Pour les 90 ans du bombardement du village de Guernica par la légion Condor nazie en 1937, le gouvernement basque a demandé au musée Reina Sofia de lui prêter le tableau peint par le Minotaure en hommage aux victimes. Pour l’heure l’institution madrilène, arguant de sa «fragilité», semble faire la sourde oreille.
Un retour historique, le premier depuis trente-quatre ans ? La presse espagnole rapporte ces derniers jours que l’historique Guernica de Pablo Picasso, conservé depuis 1992 au musée Reina Sofia de Madrid, pourrait quitter la capitale le temps d’un prêt, entre octobre 2026 et juin 2027. La demande a été adressée au ministère espagnol de la Culture par le gouvernement régional basque qui souhaite exposer l’œuvre du Minotaure dans les galeries du musée Guggenheim de Bilbao.
Le transfert de cette toile géante de 3,5 mètres de hauteur et 7,8 mètres de largeur coïncidera, – si le prêt est consenti par le Reina Sofia qui pour l’heure pointe sa «fragilité» -, avec le 90e anniversaire du bombardement de Guernica, l’attaque aérienne nazie meurtrière qui a inspiré à l’artiste espagnol cette oeuvre dénonciatrice. Il l’a peinte en quelques semaines, aussitôt après le massacre, afin de la présenter à l’Exposition universelle de Paris en juin 1937.
Le chef du gouvernement du Pays basque, Imanol Pradales, a déclaré à la presse locale que ce prêt serait « une formule de réparation symbolique et de mémoire historique » pour tout le peuple basque. Mais aussi « un message au monde » sur les « atrocités de la dictature ».

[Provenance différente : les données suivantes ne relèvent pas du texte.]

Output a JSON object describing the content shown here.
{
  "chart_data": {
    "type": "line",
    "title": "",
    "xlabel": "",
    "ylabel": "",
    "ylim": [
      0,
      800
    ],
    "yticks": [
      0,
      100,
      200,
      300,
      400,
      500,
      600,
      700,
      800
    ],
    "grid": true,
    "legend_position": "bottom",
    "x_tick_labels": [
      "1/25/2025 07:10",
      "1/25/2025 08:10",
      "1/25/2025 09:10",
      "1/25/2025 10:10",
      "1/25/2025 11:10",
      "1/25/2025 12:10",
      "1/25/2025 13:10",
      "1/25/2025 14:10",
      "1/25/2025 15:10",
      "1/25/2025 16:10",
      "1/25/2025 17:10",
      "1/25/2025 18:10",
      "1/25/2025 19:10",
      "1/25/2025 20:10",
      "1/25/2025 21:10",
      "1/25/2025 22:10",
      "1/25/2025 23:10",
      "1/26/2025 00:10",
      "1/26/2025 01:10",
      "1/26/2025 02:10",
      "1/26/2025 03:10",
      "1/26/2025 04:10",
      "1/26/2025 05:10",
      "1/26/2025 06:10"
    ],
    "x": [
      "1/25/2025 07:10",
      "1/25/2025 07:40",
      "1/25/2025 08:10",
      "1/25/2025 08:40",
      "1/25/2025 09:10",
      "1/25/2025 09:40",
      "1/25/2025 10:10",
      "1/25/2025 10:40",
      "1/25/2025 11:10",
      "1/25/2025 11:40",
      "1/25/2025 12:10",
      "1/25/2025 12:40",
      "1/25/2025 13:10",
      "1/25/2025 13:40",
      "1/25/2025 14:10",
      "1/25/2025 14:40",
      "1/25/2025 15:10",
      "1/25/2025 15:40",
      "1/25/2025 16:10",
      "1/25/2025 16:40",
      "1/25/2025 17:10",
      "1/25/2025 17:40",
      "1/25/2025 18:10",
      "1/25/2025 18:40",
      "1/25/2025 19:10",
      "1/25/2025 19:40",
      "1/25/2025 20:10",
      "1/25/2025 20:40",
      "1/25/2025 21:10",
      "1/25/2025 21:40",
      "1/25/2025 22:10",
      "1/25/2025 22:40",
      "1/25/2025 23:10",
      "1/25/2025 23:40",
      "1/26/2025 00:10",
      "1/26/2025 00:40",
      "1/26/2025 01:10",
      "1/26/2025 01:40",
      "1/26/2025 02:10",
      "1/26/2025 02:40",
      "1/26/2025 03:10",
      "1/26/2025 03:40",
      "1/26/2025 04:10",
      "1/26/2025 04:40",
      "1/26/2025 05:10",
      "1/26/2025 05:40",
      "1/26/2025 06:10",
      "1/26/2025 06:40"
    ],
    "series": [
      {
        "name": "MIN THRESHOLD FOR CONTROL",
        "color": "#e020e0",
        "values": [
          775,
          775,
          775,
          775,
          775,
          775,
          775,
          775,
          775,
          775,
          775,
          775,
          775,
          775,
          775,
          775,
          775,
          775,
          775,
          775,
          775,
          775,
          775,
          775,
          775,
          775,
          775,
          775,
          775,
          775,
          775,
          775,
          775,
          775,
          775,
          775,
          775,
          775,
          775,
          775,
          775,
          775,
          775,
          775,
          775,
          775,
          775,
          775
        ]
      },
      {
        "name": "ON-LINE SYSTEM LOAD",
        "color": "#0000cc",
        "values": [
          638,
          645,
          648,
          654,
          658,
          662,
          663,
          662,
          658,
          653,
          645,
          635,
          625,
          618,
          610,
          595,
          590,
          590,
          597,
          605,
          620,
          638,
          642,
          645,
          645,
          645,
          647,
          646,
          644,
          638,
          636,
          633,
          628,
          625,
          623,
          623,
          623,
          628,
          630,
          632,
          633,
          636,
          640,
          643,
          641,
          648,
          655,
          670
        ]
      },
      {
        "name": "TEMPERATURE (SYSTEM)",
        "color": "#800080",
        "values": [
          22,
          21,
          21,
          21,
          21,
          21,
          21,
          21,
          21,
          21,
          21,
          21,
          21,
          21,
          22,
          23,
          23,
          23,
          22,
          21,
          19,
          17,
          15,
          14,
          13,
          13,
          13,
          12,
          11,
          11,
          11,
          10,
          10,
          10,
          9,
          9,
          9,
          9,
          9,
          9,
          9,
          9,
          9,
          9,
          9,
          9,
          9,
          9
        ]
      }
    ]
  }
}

Plusieurs prêts déjà refusés
Ce n’est pas la première fois que le gouvernement basque demande le transfert de Guernica de Madrid au musée de Bilbao. L’historique des échanges entre les institutions basques et madrilènes n’est pas sans rappeler le bras de fer qui oppose le British Museum et la Grèce au sujet de la légitimité de la conservation des frises du Parthénon. Car les autorités Basques ont déjà voulu récupérer la toile, le manifeste antifranquiste le plus célèbre de l’histoire de l’art, pour de précédentes commémorations. Et même le musée Picasso à Barcelone aura essuyé un refus de prêt en 1992.
Retour surprise de la tapisserie de Guernica à l’ONU
De son côté, le musée Reina Sofia a indiqué qu’il ne souhaite pas déplacer le Guernica de Picasso à Bilbao. Dans un rapport partagé la semaine passée, l’institution madrilène a « déconseillé fortement tout transfert » de l’œuvre, précisant que son état est « trop fragile » pour un tel voyage. En attendant la décision du ministère, le gouvernement basque a créé une commission mixte en charge de l’évaluation de la faisabilité du déménagement et de son potentiel coût. Imanol Pradales a, lui, confié au Premier ministre espagnol, Pedro Sanchez, que le refus du déplacement de la toile serait « une grave erreur politique ».